The agency has not determined whether the drug caused the fatalities. "At this time, FDA is continuing to evaluate these deaths and will provide an update when more information is available," it said in a statement Tuesday.
Both patients received intramuscular injections of the drug at appropriate doses, the FDA said, but tests showed "very high olanzapine blood levels after death."
High doses are known to induce delirium, cardiopulmonary arrest, cardiac arrhythmias, and impaired consciousness ranging from sedation to coma.

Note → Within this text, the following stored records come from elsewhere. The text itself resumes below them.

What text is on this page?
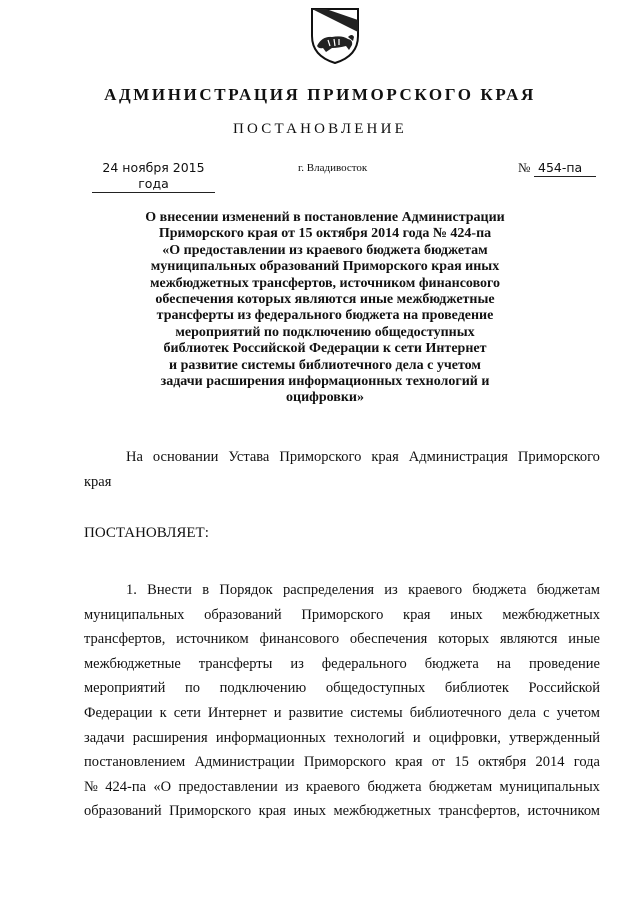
АДМИНИСТРАЦИЯ ПРИМОРСКОГО КРАЯ
ПОСТАНОВЛЕНИЕ
24 ноября 2015 года
г. Владивосток	№ 454-па
О внесении изменений в постановление Администрации
Приморского края от 15 октября 2014 года № 424-па
«О предоставлении из краевого бюджета бюджетам
муниципальных образований Приморского края иных
межбюджетных трансфертов, источником финансового
обеспечения которых являются иные межбюджетные
трансферты из федерального бюджета на проведение
мероприятий по подключению общедоступных
библиотек Российской Федерации к сети Интернет
и развитие системы библиотечного дела с учетом
задачи расширения информационных технологий и
оцифровки»
На основании Устава Приморского края Администрация Приморского
края
ПОСТАНОВЛЯЕТ:
1. Внести в Порядок распределения из краевого бюджета бюджетам
муниципальных образований Приморского края иных межбюджетных
трансфертов, источником финансового обеспечения которых являются иные
межбюджетные трансферты из федерального бюджета на проведение
мероприятий по подключению общедоступных библиотек Российской
Федерации к сети Интернет и развитие системы библиотечного дела с учетом
задачи расширения информационных технологий и оцифровки, утвержденный
постановлением Администрации Приморского края от 15 октября 2014 года
№ 424-па «О предоставлении из краевого бюджета бюджетам муниципальных
образований Приморского края иных межбюджетных трансфертов, источником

The long-acting form of olanzapine was approved with a risk evaluation and mitigation strategy that requires patients to remain in the clinic for a 3-hour monitoring period and to be escorted home afterward. The requirement was imposed after some patients in clinical trials became delirious or lost consciousness shortly after receiving injections.
These events, dubbed post-injection delirium-sedation syndrome (PDSS), were traced to an unexpectedly rapid release of olanzapine into circulation leading to very high blood levels of the drug.
However, all those cases occurred within hours of injection, not days, and no deaths were attributed to the syndrome, the FDA said.
Olanzapine pamoate is approved for injection every 2-4 weeks for treating patients with schizophrenia. It is one of several long-acting formulations of "atypical" antipsychotic drugs currently available. PDSS has not been seen with those other products.